Simultaneously, she ran for the dorms and started making as much of a racket on her ship as she possibly could. Doors slamming, Morse code signals coming from anything that could make noise, a few token fighters being willed into position.
Magdeburg felt awful. She could have sworn she didn't drink enough booze to start feeling like this, but her pounding head didn't seem to care about that. "Ugh…."
"Good morning, Magdeburg."
"Weser," Magdeburg groaned. "What…?"
"There was an attack. A Japanese attack."
"No ultimatum? Really?" That was what everybody was expecting, honestly. They'd make some ridiculous demand that would see Ostasia's 'sovereignty' stripped away, Germany would refuse, and then war. Well, maybe Japan just wanted to skip the middle step so they might have the element of surprise.

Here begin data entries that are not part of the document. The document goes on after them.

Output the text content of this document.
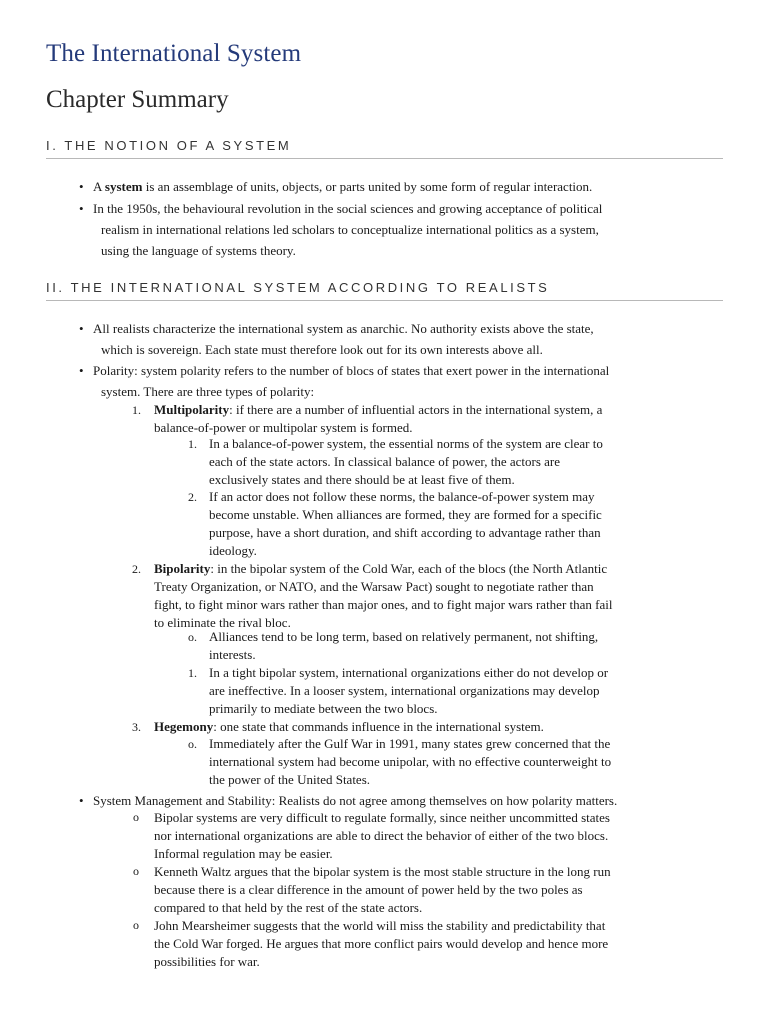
The International System
Chapter Summary
I. THE NOTION OF A SYSTEM
• A system is an assemblage of units, objects, or parts united by some form of regular interaction.
• In the 1950s, the behavioural revolution in the social sciences and growing acceptance of political
realism in international relations led scholars to conceptualize international politics as a system,
using the language of systems theory.
II. THE INTERNATIONAL SYSTEM ACCORDING TO REALISTS
• All realists characterize the international system as anarchic. No authority exists above the state,
which is sovereign. Each state must therefore look out for its own interests above all.
• Polarity: system polarity refers to the number of blocs of states that exert power in the international
system. There are three types of polarity:
1. Multipolarity: if there are a number of influential actors in the international system, a
balance-of-power or multipolar system is formed.
1. In a balance-of-power system, the essential norms of the system are clear to
each of the state actors. In classical balance of power, the actors are
exclusively states and there should be at least five of them.
2. If an actor does not follow these norms, the balance-of-power system may
become unstable. When alliances are formed, they are formed for a specific
purpose, have a short duration, and shift according to advantage rather than
ideology.
2. Bipolarity: in the bipolar system of the Cold War, each of the blocs (the North Atlantic
Treaty Organization, or NATO, and the Warsaw Pact) sought to negotiate rather than
fight, to fight minor wars rather than major ones, and to fight major wars rather than fail
to eliminate the rival bloc.
o. Alliances tend to be long term, based on relatively permanent, not shifting,
interests.
1. In a tight bipolar system, international organizations either do not develop or
are ineffective. In a looser system, international organizations may develop
primarily to mediate between the two blocs.
3. Hegemony: one state that commands influence in the international system.
o. Immediately after the Gulf War in 1991, many states grew concerned that the
international system had become unipolar, with no effective counterweight to
the power of the United States.
• System Management and Stability: Realists do not agree among themselves on how polarity matters.
o Bipolar systems are very difficult to regulate formally, since neither uncommitted states
nor international organizations are able to direct the behavior of either of the two blocs.
Informal regulation may be easier.
o Kenneth Waltz argues that the bipolar system is the most stable structure in the long run
because there is a clear difference in the amount of power held by the two poles as
compared to that held by the rest of the state actors.
o John Mearsheimer suggests that the world will miss the stability and predictability that
the Cold War forged. He argues that more conflict pairs would develop and hence more
possibilities for war.
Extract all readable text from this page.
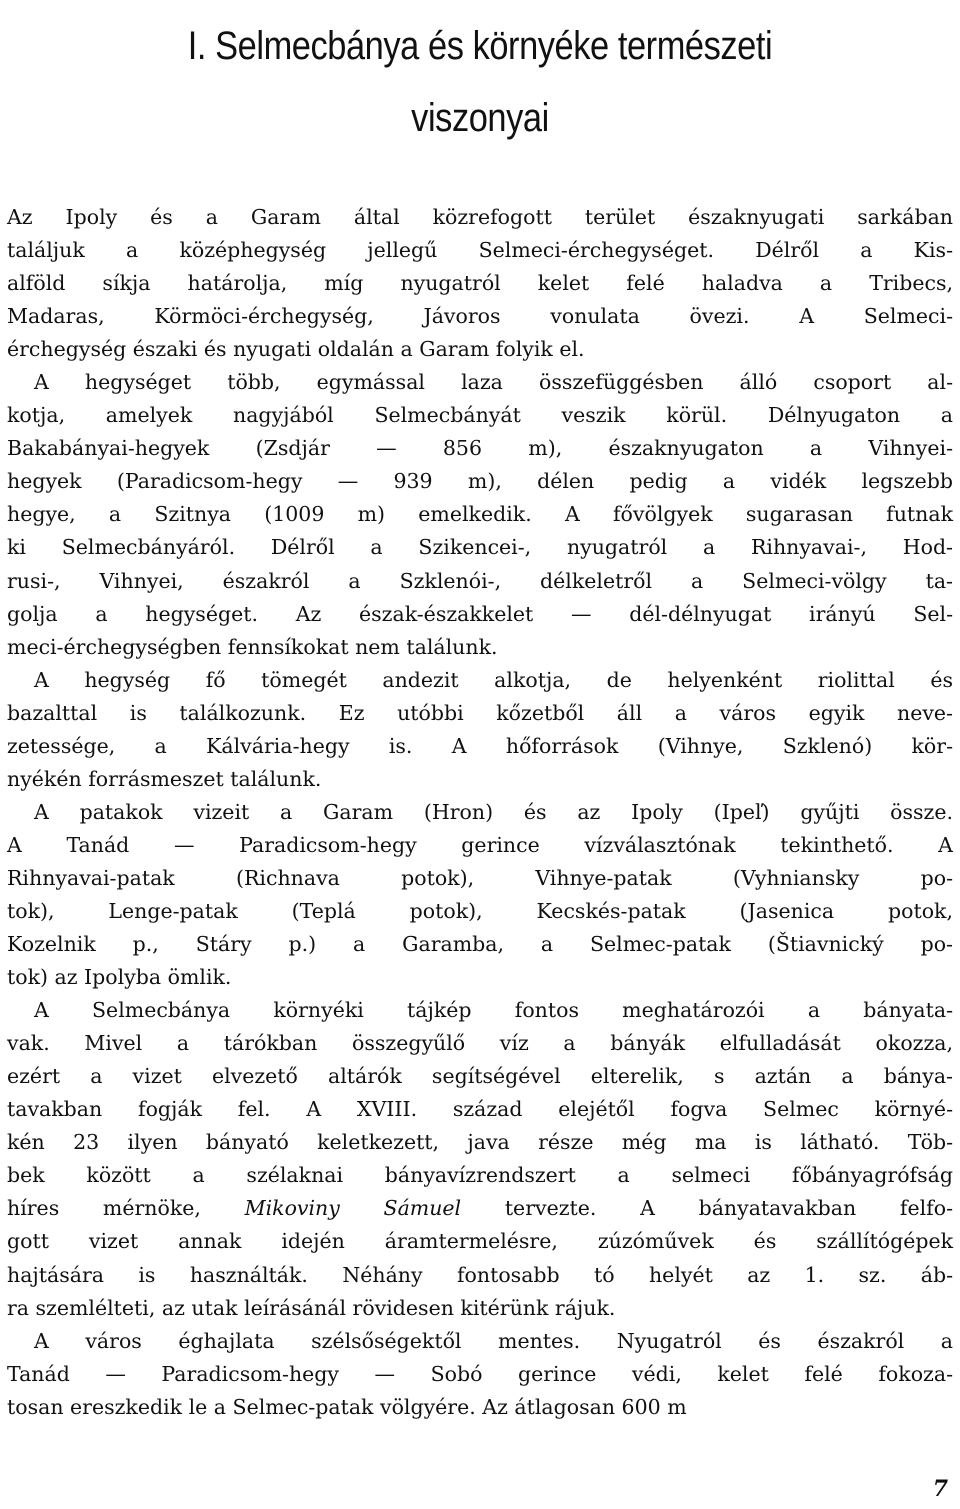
I. Selmecbánya és környéke természeti
viszonyai
Az Ipoly és a Garam által közrefogott terület északnyugati sarkában
találjuk a középhegység jellegű Selmeci-érchegységet. Délről a Kis-
alföld síkja határolja, míg nyugatról kelet felé haladva a Tribecs,
Madaras, Körmöci-érchegység, Jávoros vonulata övezi. A Selmeci-
érchegység északi és nyugati oldalán a Garam folyik el.
A hegységet több, egymással laza összefüggésben álló csoport al-
kotja, amelyek nagyjából Selmecbányát veszik körül. Délnyugaton a
Bakabányai-hegyek (Zsdjár — 856 m), északnyugaton a Vihnyei-
hegyek (Paradicsom-hegy — 939 m), délen pedig a vidék legszebb
hegye, a Szitnya (1009 m) emelkedik. A fővölgyek sugarasan futnak
ki Selmecbányáról. Délről a Szikencei-, nyugatról a Rihnyavai-, Hod-
rusi-, Vihnyei, északról a Szklenói-, délkeletről a Selmeci-völgy ta-
golja a hegységet. Az észak-északkelet — dél-délnyugat irányú Sel-
meci-érchegységben fennsíkokat nem találunk.
A hegység fő tömegét andezit alkotja, de helyenként riolittal és
bazalttal is találkozunk. Ez utóbbi kőzetből áll a város egyik neve-
zetessége, a Kálvária-hegy is. A hőforrások (Vihnye, Szklenó) kör-
nyékén forrásmeszet találunk.
A patakok vizeit a Garam (Hron) és az Ipoly (Ipeľ) gyűjti össze.
A Tanád — Paradicsom-hegy gerince vízválasztónak tekinthető. A
Rihnyavai-patak (Richnava potok), Vihnye-patak (Vyhniansky po-
tok), Lenge-patak (Teplá potok), Kecskés-patak (Jasenica potok,
Kozelnik p., Stáry p.) a Garamba, a Selmec-patak (Štiavnický po-
tok) az Ipolyba ömlik.
A Selmecbánya környéki tájkép fontos meghatározói a bányata-
vak. Mivel a tárókban összegyűlő víz a bányák elfulladását okozza,
ezért a vizet elvezető altárók segítségével elterelik, s aztán a bánya-
tavakban fogják fel. A XVIII. század elejétől fogva Selmec környé-
kén 23 ilyen bányató keletkezett, java része még ma is látható. Töb-
bek között a szélaknai bányavízrendszert a selmeci főbányagrófság
híres mérnöke, Mikoviny Sámuel tervezte. A bányatavakban felfo-
gott vizet annak idején áramtermelésre, zúzóművek és szállítógépek
hajtására is használták. Néhány fontosabb tó helyét az 1. sz. áb-
ra szemlélteti, az utak leírásánál rövidesen kitérünk rájuk.
A város éghajlata szélsőségektől mentes. Nyugatról és északról a
Tanád — Paradicsom-hegy — Sobó gerince védi, kelet felé fokoza-
tosan ereszkedik le a Selmec-patak völgyére. Az átlagosan 600 m
7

"None," Weser confirmed. "The Japanese are already heading for Hanoi and the Carolines."
"Jesus," Magdeburg muttered. "But who did…?" Magdeburg figured they'd have big portions of their fleets with the invasion forces, especially Hanoi. The thought of bombarding the coast didn't sound too bad, Magdeburg thought…
"Japanese carriers."
"Holy shit. Just carriers?"
"Just carriers," Weser confirmed. "I'm sorry. I saw them, but I didn't warn everyone in time…"

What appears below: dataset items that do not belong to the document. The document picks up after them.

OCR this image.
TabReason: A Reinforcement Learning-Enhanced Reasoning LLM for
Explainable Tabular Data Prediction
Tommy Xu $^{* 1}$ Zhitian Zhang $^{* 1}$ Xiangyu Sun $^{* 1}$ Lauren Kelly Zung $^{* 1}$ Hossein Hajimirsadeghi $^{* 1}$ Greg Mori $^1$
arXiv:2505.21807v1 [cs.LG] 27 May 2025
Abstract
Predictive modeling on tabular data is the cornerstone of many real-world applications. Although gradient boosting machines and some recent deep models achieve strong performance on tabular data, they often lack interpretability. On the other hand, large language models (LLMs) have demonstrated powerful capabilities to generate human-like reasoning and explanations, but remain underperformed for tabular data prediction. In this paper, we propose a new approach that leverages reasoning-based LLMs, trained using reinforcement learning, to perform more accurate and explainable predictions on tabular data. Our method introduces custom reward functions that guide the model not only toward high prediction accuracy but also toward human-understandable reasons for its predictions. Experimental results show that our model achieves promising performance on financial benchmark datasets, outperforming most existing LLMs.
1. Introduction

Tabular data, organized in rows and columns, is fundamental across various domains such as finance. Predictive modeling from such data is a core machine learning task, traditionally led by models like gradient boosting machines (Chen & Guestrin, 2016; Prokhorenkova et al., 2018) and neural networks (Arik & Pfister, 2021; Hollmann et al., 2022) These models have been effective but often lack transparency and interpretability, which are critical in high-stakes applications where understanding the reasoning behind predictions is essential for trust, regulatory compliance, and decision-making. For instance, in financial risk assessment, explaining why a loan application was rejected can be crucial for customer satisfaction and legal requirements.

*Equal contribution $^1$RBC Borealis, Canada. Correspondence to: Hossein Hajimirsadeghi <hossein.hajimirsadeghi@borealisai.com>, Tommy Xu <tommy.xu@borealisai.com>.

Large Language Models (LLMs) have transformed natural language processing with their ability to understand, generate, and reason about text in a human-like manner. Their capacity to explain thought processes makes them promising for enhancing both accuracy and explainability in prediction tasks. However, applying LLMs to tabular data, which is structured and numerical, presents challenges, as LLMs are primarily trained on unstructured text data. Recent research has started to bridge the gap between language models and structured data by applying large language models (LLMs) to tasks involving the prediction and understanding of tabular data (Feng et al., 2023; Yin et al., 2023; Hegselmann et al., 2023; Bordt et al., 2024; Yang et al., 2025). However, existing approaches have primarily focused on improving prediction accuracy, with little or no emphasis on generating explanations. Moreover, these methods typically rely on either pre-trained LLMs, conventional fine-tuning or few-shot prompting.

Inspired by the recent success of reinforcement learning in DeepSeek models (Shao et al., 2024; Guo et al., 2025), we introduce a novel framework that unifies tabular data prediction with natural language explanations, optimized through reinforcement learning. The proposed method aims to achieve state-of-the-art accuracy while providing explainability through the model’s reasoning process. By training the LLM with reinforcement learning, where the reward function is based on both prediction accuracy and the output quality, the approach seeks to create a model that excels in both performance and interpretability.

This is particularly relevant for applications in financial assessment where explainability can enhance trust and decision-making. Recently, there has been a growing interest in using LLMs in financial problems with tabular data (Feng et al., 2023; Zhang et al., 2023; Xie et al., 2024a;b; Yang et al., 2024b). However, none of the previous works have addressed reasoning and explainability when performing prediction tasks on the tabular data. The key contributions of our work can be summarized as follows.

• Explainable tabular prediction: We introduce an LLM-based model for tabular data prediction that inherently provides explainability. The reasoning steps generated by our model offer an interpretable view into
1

"You did better than me," Magdeburg grinned and tried to reach up to pat Weser's shoulder. Keyword being tried. "Oww…"
"You shouldn't move."
"Why do you get to move around, then?"
Weser was silent for a moment. "I got lucky." Her frown was understandable. If Madgeburg had to go out, it better be in a fight where she was giving her all! Drawing the short stick and getting injured… well, who was to say her stick was short?
"Who…?"
"Baden's ship might be recoverable, but she's on bulin duty in the meantime. Furst's rudder is ruined, and Yorck…" Weser trailed off.

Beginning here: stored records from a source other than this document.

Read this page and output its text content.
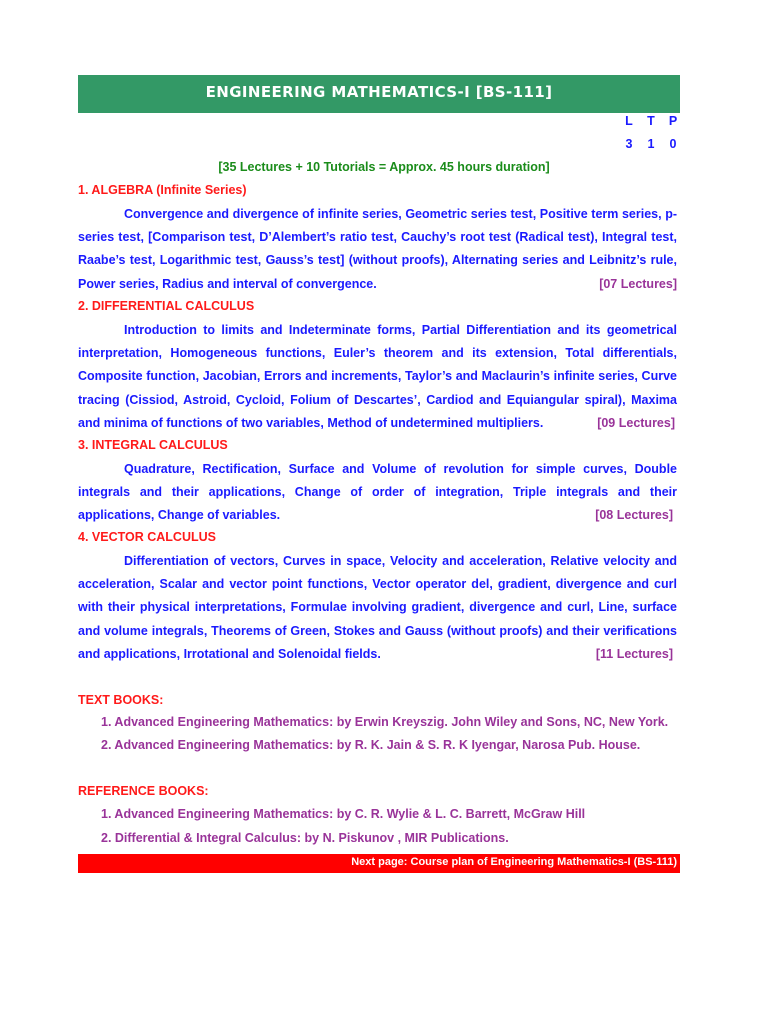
ENGINEERING MATHEMATICS-I [BS-111]
L T P
3 1 0
[35 Lectures + 10 Tutorials = Approx. 45 hours duration]
1. ALGEBRA (Infinite Series)
Convergence and divergence of infinite series, Geometric series test, Positive term series, p-
series test, [Comparison test, D’Alembert’s ratio test, Cauchy’s root test (Radical test), Integral test,
Raabe’s test, Logarithmic test, Gauss’s test] (without proofs), Alternating series and Leibnitz’s rule,
Power series, Radius and interval of convergence.	[07 Lectures]
2. DIFFERENTIAL CALCULUS
Introduction to limits and Indeterminate forms, Partial Differentiation and its geometrical
interpretation, Homogeneous functions, Euler’s theorem and its extension, Total differentials,
Composite function, Jacobian, Errors and increments, Taylor’s and Maclaurin’s infinite series, Curve
tracing (Cissiod, Astroid, Cycloid, Folium of Descartes’, Cardiod and Equiangular spiral), Maxima
and minima of functions of two variables, Method of undetermined multipliers.	[09 Lectures]
3. INTEGRAL CALCULUS
Quadrature, Rectification, Surface and Volume of revolution for simple curves, Double
integrals and their applications, Change of order of integration, Triple integrals and their
applications, Change of variables.	[08 Lectures]
4. VECTOR CALCULUS
Differentiation of vectors, Curves in space, Velocity and acceleration, Relative velocity and
acceleration, Scalar and vector point functions, Vector operator del, gradient, divergence and curl
with their physical interpretations, Formulae involving gradient, divergence and curl, Line, surface
and volume integrals, Theorems of Green, Stokes and Gauss (without proofs) and their verifications
and applications, Irrotational and Solenoidal fields.	[11 Lectures]
TEXT BOOKS:
1. Advanced Engineering Mathematics: by Erwin Kreyszig. John Wiley and Sons, NC, New York.
2. Advanced Engineering Mathematics: by R. K. Jain & S. R. K Iyengar, Narosa Pub. House.
REFERENCE BOOKS:
1. Advanced Engineering Mathematics: by C. R. Wylie & L. C. Barrett, McGraw Hill
2. Differential & Integral Calculus: by N. Piskunov , MIR Publications.
Next page: Course plan of Engineering Mathematics-I (BS-111)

What a shitty hand they got dealt, huh? Bismarck and Baden would have to wait ages for repairs, and Yorck… well, she supposed the ersatz part of the name was true. Training was certainly a poor substitute for war, and… now Weser was pulling a handkerchief from her pocket with a concerned expression on her face.
Urgh, it was like she woke up in a whole different world from yesterday. Speaking of… "How's Elbe?"
Weser was silent for a moment. "Bad."
Magdeburg tried to stay silent. She really did, but a chuckle slipped out despite herself. Weser's gaze turned to her, and she made a vague attempt to explain herself.
"Cause, you know… she always wants to be bad…?"
Weser was silent for a moment, and then her lips curved up ever so slightly. Maybe a half of a chuckle escaped. Nah, a quarter managed to seep out before Weser covered her face with one of her hands, shoulders shaking minutely.
And there lay the steed with his nostril all wide,
But through it there roll'd not the breath of his pride:
And the foam of his gasping lay white on the turf,
And cold as the spray of the rock-beating surf.
The symbolism is intended to link the angel of death that destroyed a mighty army to the winged bringers of death that would redefine modern naval warfare. The irony of using the Destruction of Sennacherib (from Byron's Hebrew Melodies) to frame the destruction of the Germans/Dutch by the Japanese doesn't escape me:
"And the might of the Gentile, unsmote by the sword,
Hath melted like snow in the glance of the Lord!"
I watched Drachinifel's video on night carrier actions I hope yall are proud of me
I originally wrote this with the thought that they were based in Saigon, hence the alcohol monopoly comments. I suppose it could have been extended down to Singapore and Malaya in an attempt to staunch the financial bleeding after Black Monday, or whenever.
This takes a few notes/vague inspiration from Cyclic's Hipper stuff. I had a vague idea for a fic with some Heart of Darkness notes, focusing on the obscure, mysterious machinery of the German government in Vietnam.